In 2003 Otterson responded to a Newsweek article about the LDS Church, taking issue with its characterisation of the LDS Church as acting on superficial instead of deeply held beliefs. In 2003, Otterson was also the LDS Church's main point man in its response to Jon Krakauer's book on Mormonism, Under the Banner of Heaven.

In 2005 Otterson downplayed John M. Haddow's attempt to make the exclusion of Mormons from the National Prayer Breakfast connected with the National Day of Prayer into an issue of concern.

He was engaged as early as 2006 in positioning the church as politically neutral in relation to Mitt Romney running for president and once wrote an article in which he argued that Romney's religion should be a non-issue.

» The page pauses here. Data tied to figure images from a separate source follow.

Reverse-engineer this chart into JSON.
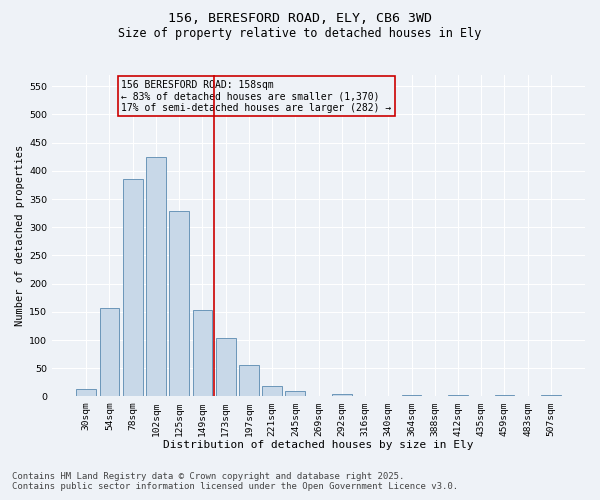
{
  "title_line1": "156, BERESFORD ROAD, ELY, CB6 3WD",
  "title_line2": "Size of property relative to detached houses in Ely",
  "xlabel": "Distribution of detached houses by size in Ely",
  "ylabel": "Number of detached properties",
  "bar_labels": [
    "30sqm",
    "54sqm",
    "78sqm",
    "102sqm",
    "125sqm",
    "149sqm",
    "173sqm",
    "197sqm",
    "221sqm",
    "245sqm",
    "269sqm",
    "292sqm",
    "316sqm",
    "340sqm",
    "364sqm",
    "388sqm",
    "412sqm",
    "435sqm",
    "459sqm",
    "483sqm",
    "507sqm"
  ],
  "bar_values": [
    13,
    157,
    386,
    425,
    328,
    153,
    104,
    56,
    19,
    10,
    0,
    4,
    0,
    0,
    3,
    0,
    3,
    0,
    3,
    0,
    3
  ],
  "bar_color": "#c8d8e8",
  "bar_edgecolor": "#5a8ab0",
  "vline_x": 5.5,
  "vline_color": "#cc0000",
  "annotation_text": "156 BERESFORD ROAD: 158sqm\n← 83% of detached houses are smaller (1,370)\n17% of semi-detached houses are larger (282) →",
  "box_color": "#cc0000",
  "ylim": [
    0,
    570
  ],
  "yticks": [
    0,
    50,
    100,
    150,
    200,
    250,
    300,
    350,
    400,
    450,
    500,
    550
  ],
  "background_color": "#eef2f7",
  "grid_color": "#ffffff",
  "footer_line1": "Contains HM Land Registry data © Crown copyright and database right 2025.",
  "footer_line2": "Contains public sector information licensed under the Open Government Licence v3.0.",
  "footer_fontsize": 6.5,
  "title1_fontsize": 9.5,
  "title2_fontsize": 8.5,
  "ylabel_fontsize": 7.5,
  "xlabel_fontsize": 8.0,
  "tick_fontsize": 6.8,
  "ann_fontsize": 7.0
}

He also was very vocal in stating that the LDS Church would give no institutional support to Romney.

In 2008 Otterson confirmed that Proposition 8 was one of the initiatives the LDS Church had been most heavily involved in.

In late 2009 Otterson gained national attention by making an official statement for the LDS Church in the Salt Lake City Council meeting in favour of city ordinances that included sexual orientation and gender identity among categories covered in fair housing and fair employment regulations. A year later, on 12 October 2010, he delivered an official statement for the church on bullying of gay young men.

Otterson has a regular blog published by The Washington Post on Mormon-related issues. Among topics he has addressed is the 2011 The Book of Mormon musical on Broadway.

== Writings ==

Besides periodical columns and various articles, Otterson is the author of Finding Your Family on the Internet: The Ultimate Guide to Online Family History Research (ISBN 1933317442).